I cannot thank creativeLIVE enough for the opportunity to learn from Tamara in such depth. Not only did we have the chance to see Tamara at work, but she also shared a ton of great business tips as well. I think it is amazing that CreativeLIVE offers photographers such a great opportunity to learn from the best without breaking the bank to do it. Not only is Tamara an inspiring photographer, teacher and businesswoman..she is also an exceptional human being. Her positive energy shines through in everything she does. She reminded me of everything I love about photography and also of how to keep contact with that part of myself. That is a gift that I could not ever put a price on. Thank you so much, creativeLIVE, for the awesome workshop. I am really looking forward to future ones. I highly recommend creativeLIVE!

a Creativelive Student
 

AWESOME! I would (and have already) recommend CreativeLIVE's Tamara Lackey workshop to anyone and everyone.
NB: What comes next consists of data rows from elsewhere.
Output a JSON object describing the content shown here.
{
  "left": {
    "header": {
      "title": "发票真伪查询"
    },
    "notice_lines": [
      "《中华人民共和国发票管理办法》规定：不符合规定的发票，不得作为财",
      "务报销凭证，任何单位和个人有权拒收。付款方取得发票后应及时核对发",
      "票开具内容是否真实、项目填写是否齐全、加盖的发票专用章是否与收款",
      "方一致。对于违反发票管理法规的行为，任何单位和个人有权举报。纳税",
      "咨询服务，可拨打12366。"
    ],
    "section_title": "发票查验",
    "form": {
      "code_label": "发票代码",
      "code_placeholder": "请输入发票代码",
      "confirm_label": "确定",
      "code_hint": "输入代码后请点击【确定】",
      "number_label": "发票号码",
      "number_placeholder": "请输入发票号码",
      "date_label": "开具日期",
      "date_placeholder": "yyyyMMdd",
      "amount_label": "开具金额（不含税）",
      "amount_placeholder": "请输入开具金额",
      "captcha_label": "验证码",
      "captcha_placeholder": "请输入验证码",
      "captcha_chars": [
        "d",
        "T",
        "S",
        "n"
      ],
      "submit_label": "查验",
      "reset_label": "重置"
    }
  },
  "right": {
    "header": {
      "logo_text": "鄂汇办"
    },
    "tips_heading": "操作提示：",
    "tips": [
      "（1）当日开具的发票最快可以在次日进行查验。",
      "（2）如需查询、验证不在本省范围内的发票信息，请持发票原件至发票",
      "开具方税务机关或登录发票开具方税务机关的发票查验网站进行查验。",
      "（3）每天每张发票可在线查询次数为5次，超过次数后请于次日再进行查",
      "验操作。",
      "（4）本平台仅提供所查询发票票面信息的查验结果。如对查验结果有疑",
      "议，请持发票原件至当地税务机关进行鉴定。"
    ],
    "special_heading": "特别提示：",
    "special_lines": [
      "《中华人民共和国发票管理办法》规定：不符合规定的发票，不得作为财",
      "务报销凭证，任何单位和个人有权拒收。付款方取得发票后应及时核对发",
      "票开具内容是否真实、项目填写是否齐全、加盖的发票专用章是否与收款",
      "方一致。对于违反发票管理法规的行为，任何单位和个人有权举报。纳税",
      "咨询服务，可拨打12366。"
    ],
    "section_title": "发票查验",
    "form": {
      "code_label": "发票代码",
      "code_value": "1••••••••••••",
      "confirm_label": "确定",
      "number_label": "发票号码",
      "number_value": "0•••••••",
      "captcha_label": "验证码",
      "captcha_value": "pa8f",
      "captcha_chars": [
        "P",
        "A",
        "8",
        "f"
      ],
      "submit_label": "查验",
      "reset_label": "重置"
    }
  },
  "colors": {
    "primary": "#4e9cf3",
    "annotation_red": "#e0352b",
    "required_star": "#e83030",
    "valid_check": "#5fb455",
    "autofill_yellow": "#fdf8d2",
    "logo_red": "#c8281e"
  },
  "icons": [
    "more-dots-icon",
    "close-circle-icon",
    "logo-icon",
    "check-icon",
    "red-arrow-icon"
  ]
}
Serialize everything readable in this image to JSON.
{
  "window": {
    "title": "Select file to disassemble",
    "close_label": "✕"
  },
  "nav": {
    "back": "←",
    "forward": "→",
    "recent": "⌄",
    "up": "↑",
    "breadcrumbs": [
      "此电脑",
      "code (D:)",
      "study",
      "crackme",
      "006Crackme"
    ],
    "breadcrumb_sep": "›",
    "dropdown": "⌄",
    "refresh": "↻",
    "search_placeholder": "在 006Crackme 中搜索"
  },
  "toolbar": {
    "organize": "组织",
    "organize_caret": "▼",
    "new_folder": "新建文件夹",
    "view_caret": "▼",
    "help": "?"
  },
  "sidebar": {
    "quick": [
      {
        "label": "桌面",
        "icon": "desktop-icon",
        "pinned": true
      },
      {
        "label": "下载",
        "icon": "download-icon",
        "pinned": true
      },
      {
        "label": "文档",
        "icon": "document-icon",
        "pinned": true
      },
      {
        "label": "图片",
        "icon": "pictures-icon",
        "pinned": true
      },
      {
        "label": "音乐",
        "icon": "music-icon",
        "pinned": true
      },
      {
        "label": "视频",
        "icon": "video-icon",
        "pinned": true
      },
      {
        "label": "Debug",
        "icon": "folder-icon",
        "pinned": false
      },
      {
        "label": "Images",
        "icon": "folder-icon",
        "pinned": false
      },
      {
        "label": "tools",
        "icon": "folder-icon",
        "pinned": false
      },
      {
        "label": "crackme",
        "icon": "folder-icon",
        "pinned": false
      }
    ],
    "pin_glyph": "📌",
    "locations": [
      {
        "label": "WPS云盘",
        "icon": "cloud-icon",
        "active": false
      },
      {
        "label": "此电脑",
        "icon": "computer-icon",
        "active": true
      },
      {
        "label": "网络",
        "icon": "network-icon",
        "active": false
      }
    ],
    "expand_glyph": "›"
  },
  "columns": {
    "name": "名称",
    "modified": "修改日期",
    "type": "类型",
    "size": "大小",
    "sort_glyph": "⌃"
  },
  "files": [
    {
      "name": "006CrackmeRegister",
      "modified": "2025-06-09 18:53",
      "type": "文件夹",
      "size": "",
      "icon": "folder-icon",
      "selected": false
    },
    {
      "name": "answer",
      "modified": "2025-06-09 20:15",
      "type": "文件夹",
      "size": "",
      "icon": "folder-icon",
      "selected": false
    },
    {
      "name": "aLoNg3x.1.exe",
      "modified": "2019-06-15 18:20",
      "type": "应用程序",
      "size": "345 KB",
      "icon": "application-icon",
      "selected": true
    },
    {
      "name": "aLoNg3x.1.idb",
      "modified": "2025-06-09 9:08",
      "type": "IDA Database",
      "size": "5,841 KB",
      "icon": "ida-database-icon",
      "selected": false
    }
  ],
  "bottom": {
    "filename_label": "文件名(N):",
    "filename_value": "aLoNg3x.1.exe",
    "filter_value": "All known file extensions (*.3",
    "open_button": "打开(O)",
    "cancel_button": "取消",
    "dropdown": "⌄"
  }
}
CreativeLIVE has put together a game-changing channel for business owners - the Tamara Lackey workshop not only was fantastic for anyone looking to improve their photography skills - it was a huge eye opener for anyone who is or is considering becoming an entrepreneur. The live audience format was perfect and it was great to have the CreativeLIVE visionaries engaged in the workshop as well. Kudos and thank you!

a Creativelive Student
 

This was a fun, entertaining, insightful, and - no less - highly educational workshop. I really like Tamara's photographic work and was mostly curious to see how she gets to her results. This expectation was fully met by both the on-location and studio sections included in the course. In addition, Tamara is a very good instructor and made the videos a thoroughly enjoyable experience. She is very open and answered honestly and personably to all questions asked. Although I am an amateur photographer, I was intrigued by the business section and could imagine a professional would like to see a deeper dive into the subject. If I were to mention improvements to the course, I think the scope was a bit too wide or, the other way around, the duration was too short: the business section, live shoots, work-life balance part could all have been more in-depth. But they could also be added as stand-alone topics, in my opinion. Overall, I loved this video format and Tamara's presentation. I surely learned a lot and had a good time watching this! Really, really great job!